そろそろくると思っていた、ここ最近のタロクンの頭痛はどうやら3週間から1ヶ月のスパンだ。オットンと違って気圧より温度差の方が反応しやすいが、それより周期的に訪れていると思われる。
タロクンの体は、タロクンの「生きる」に必要なことに対して自動的に調整をかけている気がする。あわせて、メンタルが強靭なのにメンタルが繊細なので、フィジカルでバランスを取ろうとしているように見える。
必要以上に落ち込まない。
そう自分に言い聞かせ、学校へ連絡する。サイト入力になったからずっと気持ちが楽だ。
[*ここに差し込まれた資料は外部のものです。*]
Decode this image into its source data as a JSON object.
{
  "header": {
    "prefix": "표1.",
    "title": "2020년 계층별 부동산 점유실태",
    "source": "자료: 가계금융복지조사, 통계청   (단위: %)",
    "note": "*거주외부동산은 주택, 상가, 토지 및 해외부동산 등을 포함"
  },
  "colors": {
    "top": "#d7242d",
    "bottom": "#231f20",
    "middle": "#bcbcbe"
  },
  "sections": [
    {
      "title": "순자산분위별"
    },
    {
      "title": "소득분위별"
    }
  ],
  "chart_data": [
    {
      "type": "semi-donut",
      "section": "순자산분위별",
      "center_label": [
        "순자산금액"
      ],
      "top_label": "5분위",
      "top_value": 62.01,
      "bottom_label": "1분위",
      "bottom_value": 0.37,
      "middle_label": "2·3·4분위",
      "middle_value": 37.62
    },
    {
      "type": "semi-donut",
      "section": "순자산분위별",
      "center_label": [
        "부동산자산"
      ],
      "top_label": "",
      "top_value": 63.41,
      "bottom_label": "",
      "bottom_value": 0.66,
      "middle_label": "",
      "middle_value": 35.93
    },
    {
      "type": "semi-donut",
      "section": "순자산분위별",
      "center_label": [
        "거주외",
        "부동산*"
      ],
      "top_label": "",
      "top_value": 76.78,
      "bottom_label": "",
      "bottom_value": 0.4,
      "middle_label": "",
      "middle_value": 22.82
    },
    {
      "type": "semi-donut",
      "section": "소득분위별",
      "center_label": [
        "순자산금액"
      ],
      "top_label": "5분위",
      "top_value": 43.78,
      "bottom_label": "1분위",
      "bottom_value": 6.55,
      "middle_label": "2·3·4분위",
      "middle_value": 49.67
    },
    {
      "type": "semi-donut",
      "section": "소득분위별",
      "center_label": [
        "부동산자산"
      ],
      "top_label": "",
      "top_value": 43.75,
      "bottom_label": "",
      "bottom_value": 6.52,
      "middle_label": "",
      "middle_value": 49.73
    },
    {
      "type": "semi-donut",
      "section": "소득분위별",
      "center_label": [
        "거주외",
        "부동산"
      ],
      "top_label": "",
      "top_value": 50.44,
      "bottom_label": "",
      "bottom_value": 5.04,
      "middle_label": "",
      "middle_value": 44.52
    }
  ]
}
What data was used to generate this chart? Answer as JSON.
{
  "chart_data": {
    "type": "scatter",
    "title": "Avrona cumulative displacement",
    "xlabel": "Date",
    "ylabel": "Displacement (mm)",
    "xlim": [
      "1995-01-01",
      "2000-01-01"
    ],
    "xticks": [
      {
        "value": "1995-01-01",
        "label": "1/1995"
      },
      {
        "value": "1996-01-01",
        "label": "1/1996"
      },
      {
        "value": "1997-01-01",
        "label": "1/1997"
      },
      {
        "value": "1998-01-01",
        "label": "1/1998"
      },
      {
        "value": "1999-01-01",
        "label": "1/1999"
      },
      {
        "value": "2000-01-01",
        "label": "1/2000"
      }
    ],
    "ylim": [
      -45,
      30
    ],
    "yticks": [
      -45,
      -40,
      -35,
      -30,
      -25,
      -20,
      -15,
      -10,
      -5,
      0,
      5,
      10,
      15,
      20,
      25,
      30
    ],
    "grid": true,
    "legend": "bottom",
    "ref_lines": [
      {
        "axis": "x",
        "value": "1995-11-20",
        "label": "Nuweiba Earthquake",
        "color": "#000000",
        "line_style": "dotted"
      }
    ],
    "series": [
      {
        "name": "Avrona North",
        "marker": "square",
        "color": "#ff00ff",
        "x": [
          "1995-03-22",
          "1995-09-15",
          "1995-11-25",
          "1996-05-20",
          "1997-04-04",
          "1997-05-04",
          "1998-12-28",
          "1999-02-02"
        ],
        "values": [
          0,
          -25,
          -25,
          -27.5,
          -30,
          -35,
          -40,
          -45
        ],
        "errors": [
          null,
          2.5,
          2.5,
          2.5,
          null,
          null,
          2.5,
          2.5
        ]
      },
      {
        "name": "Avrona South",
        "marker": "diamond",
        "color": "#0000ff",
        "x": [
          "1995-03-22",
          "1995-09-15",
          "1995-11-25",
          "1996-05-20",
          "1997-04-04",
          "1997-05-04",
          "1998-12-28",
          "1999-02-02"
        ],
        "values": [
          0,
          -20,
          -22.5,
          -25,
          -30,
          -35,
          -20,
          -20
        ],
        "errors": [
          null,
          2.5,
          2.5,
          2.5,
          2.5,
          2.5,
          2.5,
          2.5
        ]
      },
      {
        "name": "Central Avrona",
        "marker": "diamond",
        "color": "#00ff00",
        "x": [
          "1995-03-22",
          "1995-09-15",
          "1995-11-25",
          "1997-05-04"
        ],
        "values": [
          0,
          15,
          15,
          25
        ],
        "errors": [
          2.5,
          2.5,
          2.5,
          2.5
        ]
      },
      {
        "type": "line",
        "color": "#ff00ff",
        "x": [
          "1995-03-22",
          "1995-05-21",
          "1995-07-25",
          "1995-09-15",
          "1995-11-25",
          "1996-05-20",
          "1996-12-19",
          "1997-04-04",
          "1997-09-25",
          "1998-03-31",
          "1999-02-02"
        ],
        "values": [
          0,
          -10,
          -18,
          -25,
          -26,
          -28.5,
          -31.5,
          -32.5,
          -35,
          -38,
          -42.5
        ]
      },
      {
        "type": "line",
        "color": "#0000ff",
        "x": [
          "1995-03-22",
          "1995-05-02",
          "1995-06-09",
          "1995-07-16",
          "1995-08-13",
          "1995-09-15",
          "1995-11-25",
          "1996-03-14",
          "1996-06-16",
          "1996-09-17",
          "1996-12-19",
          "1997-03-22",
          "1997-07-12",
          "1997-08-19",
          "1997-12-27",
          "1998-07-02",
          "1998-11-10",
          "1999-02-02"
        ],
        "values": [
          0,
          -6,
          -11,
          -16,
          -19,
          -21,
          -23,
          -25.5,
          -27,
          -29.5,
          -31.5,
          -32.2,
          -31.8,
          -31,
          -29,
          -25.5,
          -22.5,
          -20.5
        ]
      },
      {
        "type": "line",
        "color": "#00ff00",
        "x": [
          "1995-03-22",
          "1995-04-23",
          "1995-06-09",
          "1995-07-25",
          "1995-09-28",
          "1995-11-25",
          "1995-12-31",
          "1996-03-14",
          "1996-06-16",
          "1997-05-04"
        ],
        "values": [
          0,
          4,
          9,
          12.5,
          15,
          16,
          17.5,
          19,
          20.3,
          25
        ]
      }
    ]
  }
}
2年前、1日もおさまらなかった頭痛に苦しんでいた頃は、忙しそうな職員室に「遅刻で行くかもしれません」「やっぱりおやすみさせます」と電話することが本当に気が重かった。
その他の項目に「頭痛」と入力する。持病と書かないのはかすかな抵抗だ。
台風が来てるってことはオットンもやられているんだろう。まだ起きてこない。でもオットンは大人なので特に何もしない。
仕事がいつもハードモードなのでウルトラハードになった時だけ「甘いもの食べたら?」としつこく声をかけ、おかずの品数を倍増する。小鉢好きなオットンのために、和食バイキングか!ってほどの常備菜を作り、炒め物も揚げ物も煮物も用意する。
オットンはたぶんそれが一番嬉しい。
さあさあ、今日も今日とて「かすぞう」が参る。
この頭の中にスパコンも真っ青のデータが蓄積されている。
たった3人分だけど。
数字だけじゃない、計測不可能な「肌感覚」が超優秀なカスコンだ。
読んでくださってありがとうございました。